There’s a phrase that con men use in reference to a job that will pay a lot of money for a long period of time. They often refer to this job as a “long con” or a “long game.” This is a useful tactic in fiction (as seen in the TV show Leverage), since it allows for continual drama and distrust between characters. However, there are also aspects of the way a long game is planned that can be useful in our real lives, especially as college students move from life in college to life in the corporate world.
First, I’ll lay out the aspects of a long game:
Over the last few years the age at which people are expected to have their life planned out has slowly become younger and younger. Middle schoolers are expected to be thinking about college. All of high school is supposed to be aimed toward preparing you for your field of study. By eighteen you should have picked a major, and if you haven't taken AP or CCP classes in order to spend less time in college, you're behind the crowd. Average has stopped being a passing grade but now is 90-100. If you're not perfect, you're a failure. This is the message children and teens are receiving today. Pair that with the rising financial costs of doing it the "old way" where you decide your major in college and study for the full four years, and you have young adults emerging into the "real world" with thousands of dollars in debt and incredible anxiety that places their worth in the world on their ability to perform.
This is not how children should be raised. As a college student one year away from graduation, I already find thoughts of career searching plaguing my nights. I have the benefit of knowing what I want to do. I've known for the last few years that I want to do something in publishing. But what happens when those dreams shift? They don't go away, but maybe there's always been a desire to do something else, as well? Such as open a bookstore or a coffee shop? The problem with this is that I've done all of my training toward some other end.
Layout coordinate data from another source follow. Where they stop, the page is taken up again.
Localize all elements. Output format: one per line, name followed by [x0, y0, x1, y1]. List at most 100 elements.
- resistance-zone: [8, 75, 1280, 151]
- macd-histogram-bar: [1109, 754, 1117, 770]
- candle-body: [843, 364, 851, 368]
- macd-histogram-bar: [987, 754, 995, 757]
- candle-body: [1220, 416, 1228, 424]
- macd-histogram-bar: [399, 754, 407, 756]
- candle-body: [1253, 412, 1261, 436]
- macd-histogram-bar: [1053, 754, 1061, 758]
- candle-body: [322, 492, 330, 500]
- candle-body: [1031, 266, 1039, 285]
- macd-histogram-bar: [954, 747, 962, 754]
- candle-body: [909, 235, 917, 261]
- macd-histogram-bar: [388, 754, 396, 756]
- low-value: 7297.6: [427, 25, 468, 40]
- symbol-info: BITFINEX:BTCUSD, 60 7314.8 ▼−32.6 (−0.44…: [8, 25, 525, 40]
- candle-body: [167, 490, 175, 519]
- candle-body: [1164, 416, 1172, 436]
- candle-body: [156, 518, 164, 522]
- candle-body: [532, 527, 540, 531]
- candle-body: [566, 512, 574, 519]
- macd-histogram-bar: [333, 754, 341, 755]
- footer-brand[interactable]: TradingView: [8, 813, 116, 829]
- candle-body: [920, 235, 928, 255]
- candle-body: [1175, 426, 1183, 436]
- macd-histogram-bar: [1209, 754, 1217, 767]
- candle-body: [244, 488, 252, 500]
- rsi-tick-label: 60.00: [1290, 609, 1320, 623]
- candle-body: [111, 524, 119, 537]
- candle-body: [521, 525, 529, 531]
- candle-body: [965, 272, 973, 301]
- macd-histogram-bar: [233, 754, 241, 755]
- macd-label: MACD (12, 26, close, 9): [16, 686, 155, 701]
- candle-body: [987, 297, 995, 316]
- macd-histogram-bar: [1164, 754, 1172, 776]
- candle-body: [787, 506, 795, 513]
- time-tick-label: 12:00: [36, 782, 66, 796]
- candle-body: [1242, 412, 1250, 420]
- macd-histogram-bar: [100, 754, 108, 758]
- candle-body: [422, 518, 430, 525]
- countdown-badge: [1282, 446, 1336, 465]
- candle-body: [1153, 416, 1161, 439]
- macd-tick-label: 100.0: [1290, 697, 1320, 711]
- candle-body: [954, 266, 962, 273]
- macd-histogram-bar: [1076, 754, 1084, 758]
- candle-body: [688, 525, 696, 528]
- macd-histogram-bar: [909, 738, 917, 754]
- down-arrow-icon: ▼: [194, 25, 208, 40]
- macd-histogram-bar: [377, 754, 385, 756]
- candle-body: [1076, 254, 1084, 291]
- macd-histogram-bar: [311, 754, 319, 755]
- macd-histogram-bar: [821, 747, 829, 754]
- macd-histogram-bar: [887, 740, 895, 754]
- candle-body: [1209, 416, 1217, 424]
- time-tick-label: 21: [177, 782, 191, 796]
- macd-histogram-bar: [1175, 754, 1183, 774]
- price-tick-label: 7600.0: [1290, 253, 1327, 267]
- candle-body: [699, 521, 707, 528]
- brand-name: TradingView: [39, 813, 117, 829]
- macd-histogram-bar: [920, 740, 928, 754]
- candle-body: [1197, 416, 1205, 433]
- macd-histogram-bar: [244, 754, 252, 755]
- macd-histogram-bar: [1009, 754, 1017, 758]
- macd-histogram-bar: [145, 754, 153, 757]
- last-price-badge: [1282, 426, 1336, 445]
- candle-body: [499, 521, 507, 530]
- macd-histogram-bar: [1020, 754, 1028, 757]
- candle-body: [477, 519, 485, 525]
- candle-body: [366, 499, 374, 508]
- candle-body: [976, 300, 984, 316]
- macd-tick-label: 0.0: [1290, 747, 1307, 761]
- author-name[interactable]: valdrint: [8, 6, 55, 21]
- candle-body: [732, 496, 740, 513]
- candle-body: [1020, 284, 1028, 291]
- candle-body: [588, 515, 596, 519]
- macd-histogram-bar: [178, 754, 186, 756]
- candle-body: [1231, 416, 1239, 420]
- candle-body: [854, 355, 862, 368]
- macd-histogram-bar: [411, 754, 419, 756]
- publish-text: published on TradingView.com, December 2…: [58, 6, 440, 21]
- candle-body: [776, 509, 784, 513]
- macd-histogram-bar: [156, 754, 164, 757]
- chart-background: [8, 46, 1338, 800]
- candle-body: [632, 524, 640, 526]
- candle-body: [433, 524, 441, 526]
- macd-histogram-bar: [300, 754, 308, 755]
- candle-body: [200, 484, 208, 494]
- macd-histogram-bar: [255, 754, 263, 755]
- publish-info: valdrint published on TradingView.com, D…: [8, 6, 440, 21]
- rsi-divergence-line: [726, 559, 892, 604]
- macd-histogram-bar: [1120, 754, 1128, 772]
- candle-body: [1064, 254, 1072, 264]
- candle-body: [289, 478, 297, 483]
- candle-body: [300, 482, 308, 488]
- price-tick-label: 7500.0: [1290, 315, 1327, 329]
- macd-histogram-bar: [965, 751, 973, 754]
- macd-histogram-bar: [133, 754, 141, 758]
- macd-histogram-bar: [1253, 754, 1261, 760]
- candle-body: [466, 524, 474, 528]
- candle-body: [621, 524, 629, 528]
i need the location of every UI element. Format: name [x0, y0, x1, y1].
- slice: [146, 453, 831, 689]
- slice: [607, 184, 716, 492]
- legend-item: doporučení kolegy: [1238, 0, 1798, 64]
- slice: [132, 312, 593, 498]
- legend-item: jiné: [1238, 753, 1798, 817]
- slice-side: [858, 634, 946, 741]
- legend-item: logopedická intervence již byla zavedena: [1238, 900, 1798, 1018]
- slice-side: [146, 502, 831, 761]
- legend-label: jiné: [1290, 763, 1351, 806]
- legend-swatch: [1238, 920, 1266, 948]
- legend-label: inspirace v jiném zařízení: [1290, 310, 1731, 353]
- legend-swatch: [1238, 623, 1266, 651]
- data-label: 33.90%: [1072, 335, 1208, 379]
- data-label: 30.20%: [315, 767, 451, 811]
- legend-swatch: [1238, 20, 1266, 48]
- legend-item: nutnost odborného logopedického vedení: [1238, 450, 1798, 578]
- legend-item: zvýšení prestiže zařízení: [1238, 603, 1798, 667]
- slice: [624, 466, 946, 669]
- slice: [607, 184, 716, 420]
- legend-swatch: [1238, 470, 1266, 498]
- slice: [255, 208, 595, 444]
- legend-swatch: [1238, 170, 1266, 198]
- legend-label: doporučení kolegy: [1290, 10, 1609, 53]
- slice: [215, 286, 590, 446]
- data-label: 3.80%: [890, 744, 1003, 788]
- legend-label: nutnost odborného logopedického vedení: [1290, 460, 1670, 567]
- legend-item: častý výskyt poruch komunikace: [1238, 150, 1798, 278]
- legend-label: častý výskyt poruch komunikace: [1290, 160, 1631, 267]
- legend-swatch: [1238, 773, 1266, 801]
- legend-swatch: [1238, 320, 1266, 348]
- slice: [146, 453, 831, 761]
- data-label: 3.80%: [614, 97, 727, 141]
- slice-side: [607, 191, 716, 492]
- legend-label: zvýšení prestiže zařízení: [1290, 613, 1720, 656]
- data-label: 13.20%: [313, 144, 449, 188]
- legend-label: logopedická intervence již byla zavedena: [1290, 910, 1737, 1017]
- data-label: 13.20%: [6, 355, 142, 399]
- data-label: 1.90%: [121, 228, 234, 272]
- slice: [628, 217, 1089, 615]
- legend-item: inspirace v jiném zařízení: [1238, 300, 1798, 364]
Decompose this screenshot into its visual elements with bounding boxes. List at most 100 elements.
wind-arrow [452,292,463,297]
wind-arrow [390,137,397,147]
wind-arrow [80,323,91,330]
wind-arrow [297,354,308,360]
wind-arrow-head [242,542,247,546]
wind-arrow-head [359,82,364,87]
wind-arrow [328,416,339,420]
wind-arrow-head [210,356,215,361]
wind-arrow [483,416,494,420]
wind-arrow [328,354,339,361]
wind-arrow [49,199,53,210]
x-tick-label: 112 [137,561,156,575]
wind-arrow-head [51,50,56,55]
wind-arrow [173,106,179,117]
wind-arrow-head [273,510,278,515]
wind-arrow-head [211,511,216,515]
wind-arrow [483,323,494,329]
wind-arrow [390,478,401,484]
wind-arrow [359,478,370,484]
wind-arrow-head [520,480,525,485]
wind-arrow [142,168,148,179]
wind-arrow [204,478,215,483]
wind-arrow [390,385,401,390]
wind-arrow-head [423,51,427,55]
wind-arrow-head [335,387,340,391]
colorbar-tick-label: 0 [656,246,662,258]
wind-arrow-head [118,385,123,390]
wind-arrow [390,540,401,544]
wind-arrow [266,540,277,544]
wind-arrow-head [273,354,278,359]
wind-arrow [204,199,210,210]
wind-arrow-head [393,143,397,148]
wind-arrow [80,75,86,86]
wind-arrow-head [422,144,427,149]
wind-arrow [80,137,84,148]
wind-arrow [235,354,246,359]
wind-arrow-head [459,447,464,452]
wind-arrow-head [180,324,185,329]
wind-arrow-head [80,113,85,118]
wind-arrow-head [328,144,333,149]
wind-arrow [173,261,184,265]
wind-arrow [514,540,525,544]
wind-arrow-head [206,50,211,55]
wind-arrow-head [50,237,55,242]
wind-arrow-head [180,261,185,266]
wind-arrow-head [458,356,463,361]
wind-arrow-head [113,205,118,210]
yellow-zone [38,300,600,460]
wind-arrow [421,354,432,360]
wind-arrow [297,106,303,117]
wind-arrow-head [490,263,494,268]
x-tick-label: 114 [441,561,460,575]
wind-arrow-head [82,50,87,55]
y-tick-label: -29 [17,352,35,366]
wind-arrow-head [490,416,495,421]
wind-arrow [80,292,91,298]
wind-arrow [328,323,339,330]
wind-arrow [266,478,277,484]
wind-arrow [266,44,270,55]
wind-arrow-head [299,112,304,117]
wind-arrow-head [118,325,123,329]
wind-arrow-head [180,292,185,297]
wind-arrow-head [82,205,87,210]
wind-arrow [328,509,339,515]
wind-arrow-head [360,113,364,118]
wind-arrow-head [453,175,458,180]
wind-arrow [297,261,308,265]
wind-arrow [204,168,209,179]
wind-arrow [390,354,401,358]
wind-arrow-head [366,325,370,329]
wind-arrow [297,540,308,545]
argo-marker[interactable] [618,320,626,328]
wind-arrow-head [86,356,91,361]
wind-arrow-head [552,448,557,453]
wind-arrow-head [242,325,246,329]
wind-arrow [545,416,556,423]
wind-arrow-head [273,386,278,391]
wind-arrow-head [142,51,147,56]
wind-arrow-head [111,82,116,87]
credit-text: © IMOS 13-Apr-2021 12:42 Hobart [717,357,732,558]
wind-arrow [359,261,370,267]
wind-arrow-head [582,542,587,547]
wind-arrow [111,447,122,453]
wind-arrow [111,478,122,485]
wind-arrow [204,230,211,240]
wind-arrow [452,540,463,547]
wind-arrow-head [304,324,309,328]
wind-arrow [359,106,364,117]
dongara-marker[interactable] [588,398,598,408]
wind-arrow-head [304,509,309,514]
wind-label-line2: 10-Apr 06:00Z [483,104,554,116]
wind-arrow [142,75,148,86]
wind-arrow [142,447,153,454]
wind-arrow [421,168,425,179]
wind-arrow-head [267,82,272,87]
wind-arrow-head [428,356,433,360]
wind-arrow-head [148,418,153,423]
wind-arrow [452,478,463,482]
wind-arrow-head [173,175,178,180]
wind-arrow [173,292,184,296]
But then I remind myself I'm only twenty. If I live to be an average age of 80, I have another 60 years of life. There's not a very strong likelihood that I'll stick to one job my entire life. So I've decided to play the long game.
During my times of job searching for something related to my major, I will need another job. I can learn the skills I'd need to follow these other passions while I wait for the career opportunity to surface. In short, to all the college students out there looking at graduation and feeling stress about not having your life figured out, it's okay. You have time. We all have time. There is life after college, and we're all likely to be more prepared for it than we think we are. Things will work out.
As a recap:
My target: A job in my career field, or other jobs that prepare me for other dreams.
My plan: Work in my other areas of interest.
My team: All those people around me who will support me as I struggle through this stuff of “real life” after college.
Patience: This is self explanatory, mostly. I just have to remember that I have time. I’m young. Having fun in life is not only a benefit, but in many ways a goal.
To quote Peter Pan, "to live will be an awfully big adventure." Go enjoy your adventure.